Я оглянулся на истников. Академик Ишер «поймал мой взгляд», расплылся в улыбке, слился чувственно с общемедицинским волевым посылом и развернул его передо мною единым фронтом.
Я только и успел подумать: «Сволочь…» Но сказать ничего не смог, потому что из дыхания он меня выбил напрочь.
Перед моими глазами раскручивалась воронка непроглядной черноты. Я мешкал, не желая агрессивно противостоять психическому насилию, но и не умея иначе.

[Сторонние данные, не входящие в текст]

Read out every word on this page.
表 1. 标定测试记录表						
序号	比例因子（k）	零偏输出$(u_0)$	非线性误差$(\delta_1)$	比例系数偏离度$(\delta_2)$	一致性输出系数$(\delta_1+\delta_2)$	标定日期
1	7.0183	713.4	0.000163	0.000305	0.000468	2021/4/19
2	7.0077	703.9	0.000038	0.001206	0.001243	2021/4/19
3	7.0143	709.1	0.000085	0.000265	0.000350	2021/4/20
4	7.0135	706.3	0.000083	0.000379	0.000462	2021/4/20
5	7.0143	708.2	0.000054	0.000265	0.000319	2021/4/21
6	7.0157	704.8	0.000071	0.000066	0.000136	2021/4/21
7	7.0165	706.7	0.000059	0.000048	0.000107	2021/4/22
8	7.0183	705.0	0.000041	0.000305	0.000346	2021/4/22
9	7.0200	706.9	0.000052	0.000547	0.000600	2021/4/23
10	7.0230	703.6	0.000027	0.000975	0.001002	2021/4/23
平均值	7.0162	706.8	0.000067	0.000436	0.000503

А воронка вращалась и бурлила, захватив уже добрых две трети зала. Я не знал, чем это может закончиться, но холодный пот по спине сигнализировал, что ничем хорошим.
Хэд, это же корабль! А если реактор антивещества войдёт в резонанс с изменённым пространством⁈
Внутри воронки калейдоскопом закрутились сотни пёстрых картинок возможного будущего: искажённые лица, коллапсирующее пространство…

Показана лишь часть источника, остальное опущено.